Lei è tra i divulgatori italiani più impegnati, quali i suoi progetti futuri?

In primis la nuova stagione del programma su Rai Tre in prima serata, poi, tra le altre cose,  ho con il Museo della Scienza e della Tecnologia di Milano un progetto volto a fornire ai cittadini gli strumenti culturali per esprimere la propria opinione su temi che riguardano scienza e tecnologia. E ancora sto ultimando un libro per ragazzi, con l'idea di raccontare quella sorta di gioco di scatole cinesi che è il nostro universo: inizia dalle particelle, passa attraverso le molecole come il DNA, la vita, gli ecosistemi, il Pianeta, per poi tornare alle particelle. Una catena che dimostra come tutto ciò che esiste e che garantisce la nostra sopravvivenza sia collegato e che insegna, quindi, come, per prenderci cura di noi stessi, dobbiamo prenderci cura del tutto.

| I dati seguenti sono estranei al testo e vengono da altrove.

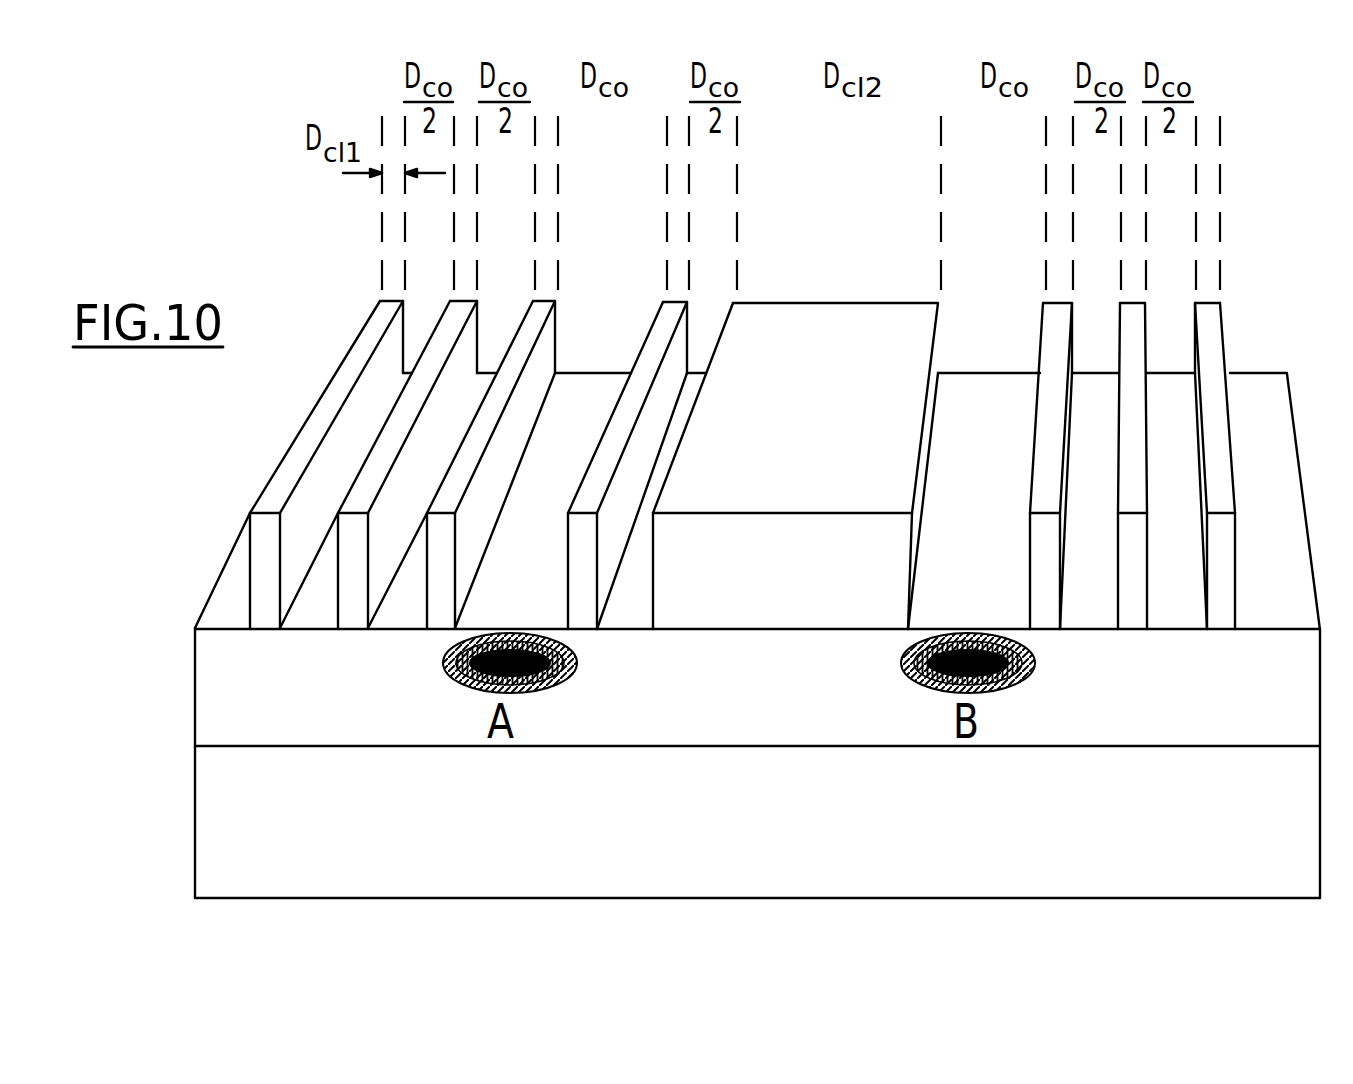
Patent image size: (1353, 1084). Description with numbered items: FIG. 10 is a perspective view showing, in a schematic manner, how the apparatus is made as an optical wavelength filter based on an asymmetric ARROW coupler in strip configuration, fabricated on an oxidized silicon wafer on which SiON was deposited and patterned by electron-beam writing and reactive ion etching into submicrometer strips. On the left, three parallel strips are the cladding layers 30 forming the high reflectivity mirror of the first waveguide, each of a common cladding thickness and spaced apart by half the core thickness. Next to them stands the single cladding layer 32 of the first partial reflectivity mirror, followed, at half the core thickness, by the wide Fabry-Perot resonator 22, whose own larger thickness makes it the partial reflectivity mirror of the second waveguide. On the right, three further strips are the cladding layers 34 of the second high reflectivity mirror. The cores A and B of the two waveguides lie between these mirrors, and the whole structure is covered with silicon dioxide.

The Fabry-Perot resonator 22 is at (898, 322).
The cladding layers 30 is at (449, 500).
The cladding layer 32 is at (665, 330).
The cladding layers 34 is at (1047, 405).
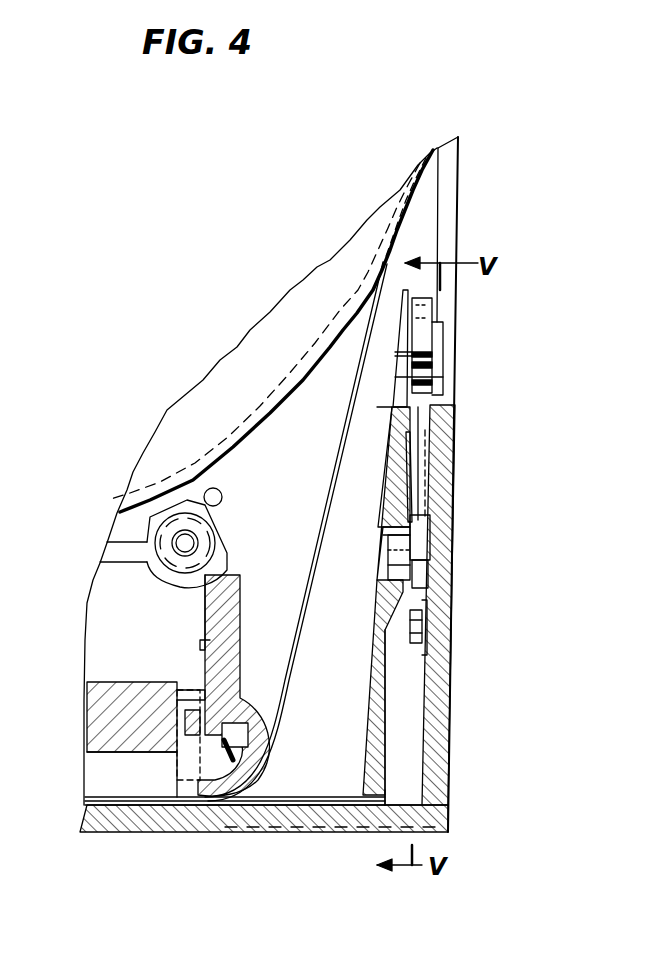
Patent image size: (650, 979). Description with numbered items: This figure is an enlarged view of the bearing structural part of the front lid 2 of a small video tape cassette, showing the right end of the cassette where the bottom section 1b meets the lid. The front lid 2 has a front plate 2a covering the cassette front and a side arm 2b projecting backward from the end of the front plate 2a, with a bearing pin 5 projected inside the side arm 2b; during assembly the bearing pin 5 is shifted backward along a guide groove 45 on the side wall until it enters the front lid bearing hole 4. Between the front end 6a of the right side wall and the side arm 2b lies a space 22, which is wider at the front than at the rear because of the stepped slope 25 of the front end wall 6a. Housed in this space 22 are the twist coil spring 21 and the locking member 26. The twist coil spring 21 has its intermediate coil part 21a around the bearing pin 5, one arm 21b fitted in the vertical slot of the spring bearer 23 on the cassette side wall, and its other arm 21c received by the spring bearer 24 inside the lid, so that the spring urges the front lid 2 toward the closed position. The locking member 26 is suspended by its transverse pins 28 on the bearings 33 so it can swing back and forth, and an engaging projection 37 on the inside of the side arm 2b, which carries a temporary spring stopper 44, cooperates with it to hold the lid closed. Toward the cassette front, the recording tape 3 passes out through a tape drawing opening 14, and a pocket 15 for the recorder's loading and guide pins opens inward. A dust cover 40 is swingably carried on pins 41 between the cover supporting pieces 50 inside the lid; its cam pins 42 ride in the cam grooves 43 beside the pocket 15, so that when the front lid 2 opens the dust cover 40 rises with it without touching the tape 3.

The bottom section 1b is at (462, 207).
The front lid 2 is at (118, 834).
The front plate 2a is at (253, 820).
The side arm 2b is at (440, 690).
The recording tape 3 is at (305, 606).
The front lid bearing hole 4 is at (386, 530).
The bearing pin 5 is at (397, 550).
The front end of right side wall 6a is at (372, 690).
The tape drawing opening 14 is at (294, 790).
The pocket 15 is at (116, 606).
The twist coil spring 21 is at (432, 588).
The intermediate coil part 21a is at (432, 518).
The one arm of twist coil spring 21b is at (402, 472).
The other arm of twist coil spring 21c is at (424, 630).
The space 22 is at (417, 770).
The spring bearer 23 is at (406, 440).
The spring bearer 24 is at (414, 646).
The stepped slope 25 is at (361, 711).
The locking member 26 is at (438, 360).
The transverse pins 28 is at (412, 376).
The bearings 33 is at (398, 355).
The engaging projection 37 is at (424, 490).
The dust cover 40 is at (143, 695).
The pins for dust cover 41 is at (175, 752).
The cam pins 42 is at (206, 672).
The cam grooves 43 is at (206, 640).
The temporary spring stopper 44 is at (428, 478).
The guide grooves 45 is at (385, 752).
The cover supporting pieces 50 is at (195, 765).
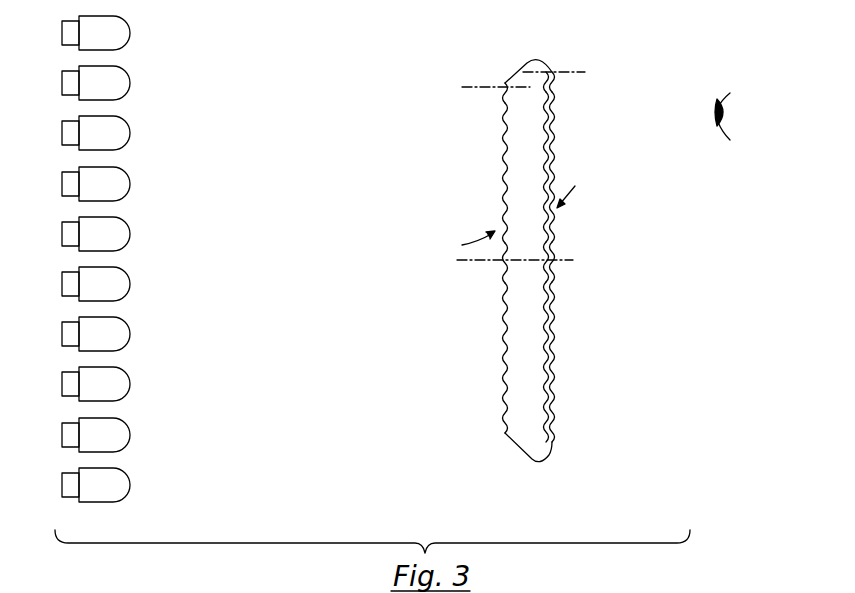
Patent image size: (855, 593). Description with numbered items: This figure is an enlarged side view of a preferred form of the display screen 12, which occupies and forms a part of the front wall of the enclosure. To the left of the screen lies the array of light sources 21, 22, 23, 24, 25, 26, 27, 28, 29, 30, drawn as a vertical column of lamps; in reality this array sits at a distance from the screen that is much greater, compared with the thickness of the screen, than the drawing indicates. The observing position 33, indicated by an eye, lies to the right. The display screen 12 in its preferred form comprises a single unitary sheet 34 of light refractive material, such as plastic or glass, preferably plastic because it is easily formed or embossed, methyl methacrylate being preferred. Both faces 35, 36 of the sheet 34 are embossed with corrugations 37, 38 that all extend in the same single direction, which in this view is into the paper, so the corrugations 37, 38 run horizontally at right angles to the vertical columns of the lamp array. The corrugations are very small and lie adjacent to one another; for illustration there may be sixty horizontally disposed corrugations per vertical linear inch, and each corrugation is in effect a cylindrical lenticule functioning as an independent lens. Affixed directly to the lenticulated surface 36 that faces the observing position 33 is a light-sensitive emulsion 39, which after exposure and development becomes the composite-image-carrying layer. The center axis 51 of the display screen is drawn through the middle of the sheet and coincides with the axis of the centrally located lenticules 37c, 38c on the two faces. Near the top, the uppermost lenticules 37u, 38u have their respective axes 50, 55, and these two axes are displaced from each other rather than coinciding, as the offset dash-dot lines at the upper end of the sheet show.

The display screen 12 is at (546, 38).
The light source 21 is at (128, 37).
The light source 22 is at (128, 87).
The light source 23 is at (128, 137).
The light source 24 is at (128, 188).
The light source 25 is at (128, 238).
The light source 26 is at (128, 288).
The light source 27 is at (128, 338).
The light source 28 is at (128, 388).
The light source 29 is at (128, 439).
The light source 30 is at (128, 489).
The observing position 33 is at (715, 112).
The single unitary sheet 34 is at (525, 64).
The face 35 is at (466, 244).
The face 36 is at (580, 190).
The corrugations 37 is at (505, 109).
The uppermost lenticule 37u is at (506, 79).
The centrally located lenticule 37c is at (505, 265).
The corrugations 38 is at (553, 111).
The uppermost lenticule 38u is at (551, 73).
The centrally located lenticule 38c is at (549, 261).
The light-sensitive emulsion 39 is at (553, 293).
The axis 50 is at (470, 88).
The center axis 51 is at (474, 262).
The axis 55 is at (567, 73).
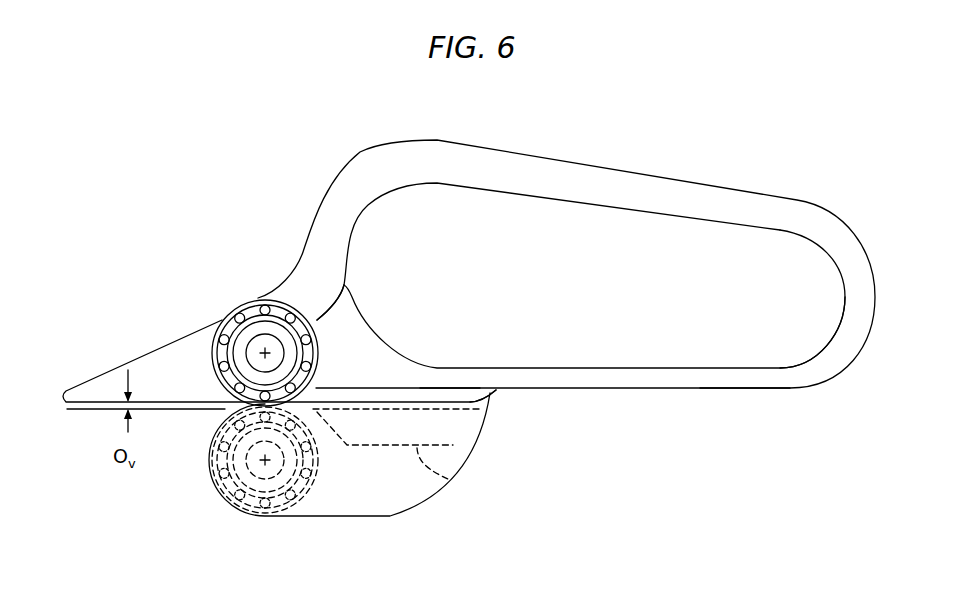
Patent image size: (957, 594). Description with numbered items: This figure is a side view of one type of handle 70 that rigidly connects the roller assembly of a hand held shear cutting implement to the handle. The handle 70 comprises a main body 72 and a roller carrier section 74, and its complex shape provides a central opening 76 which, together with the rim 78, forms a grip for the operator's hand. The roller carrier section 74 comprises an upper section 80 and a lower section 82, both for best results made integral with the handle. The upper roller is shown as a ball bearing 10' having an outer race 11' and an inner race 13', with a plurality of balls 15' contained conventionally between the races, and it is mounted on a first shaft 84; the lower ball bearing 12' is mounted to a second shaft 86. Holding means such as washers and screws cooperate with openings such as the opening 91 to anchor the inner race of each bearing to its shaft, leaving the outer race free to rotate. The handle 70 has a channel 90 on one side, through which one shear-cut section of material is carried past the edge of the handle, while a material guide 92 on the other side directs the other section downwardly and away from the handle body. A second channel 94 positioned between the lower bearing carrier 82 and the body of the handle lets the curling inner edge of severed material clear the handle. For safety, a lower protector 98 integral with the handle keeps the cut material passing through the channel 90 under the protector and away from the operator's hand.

The handle 70 is at (647, 155).
The main body 72 is at (316, 181).
The roller carrier section 74 is at (221, 275).
The central opening 76 is at (594, 287).
The rim 78 is at (863, 310).
The upper section 80 is at (191, 389).
The lower section 82 is at (398, 487).
The first shaft 84 is at (262, 336).
The second shaft 86 is at (210, 480).
The channel 90 is at (492, 393).
The opening 91 is at (438, 391).
The material guide 92 is at (450, 480).
The second channel 94 is at (377, 407).
The lower protector 98 is at (757, 380).
The ball bearing 10' is at (207, 363).
The outer race 11' is at (271, 429).
The lower ball bearing 12' is at (294, 545).
The inner race 13' is at (243, 435).
The balls 15' is at (353, 299).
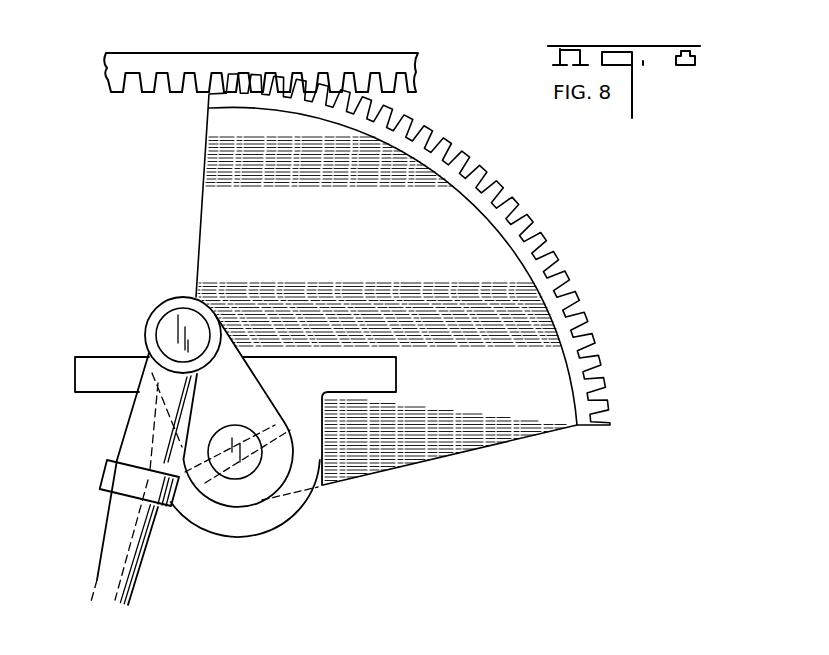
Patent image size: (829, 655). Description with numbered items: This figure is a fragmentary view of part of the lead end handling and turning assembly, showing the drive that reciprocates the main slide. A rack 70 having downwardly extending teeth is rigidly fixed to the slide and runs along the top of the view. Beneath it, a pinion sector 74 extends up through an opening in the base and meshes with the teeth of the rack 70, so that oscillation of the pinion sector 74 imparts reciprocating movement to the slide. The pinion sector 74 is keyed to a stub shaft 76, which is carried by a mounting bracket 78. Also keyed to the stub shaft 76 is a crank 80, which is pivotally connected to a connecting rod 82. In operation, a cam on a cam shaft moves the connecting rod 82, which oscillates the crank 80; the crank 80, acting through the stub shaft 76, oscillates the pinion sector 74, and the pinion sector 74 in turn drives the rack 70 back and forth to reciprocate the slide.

The rack 70 is at (405, 60).
The pinion sector 74 is at (218, 201).
The stub shaft 76 is at (243, 456).
The mounting bracket 78 is at (307, 460).
The crank 80 is at (237, 389).
The connecting rod 82 is at (105, 553).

Riesce a immaginare la sua vita senza la scienza?

Come dicevo, a me piace scrivere, raccontare e credo che la scienza sia la grande avventura dei tempi moderni. Sono felice di farlo e credo anche che sia utile, sarebbe veramente un peccato perdere questo racconto e questa avventura. Sono riuscita a unire informazione scientifica e passione letteraria, tutto ciò che amo. Il mio sogno da bambina era questo e l’ho realizzato. Sono fortunata e felice.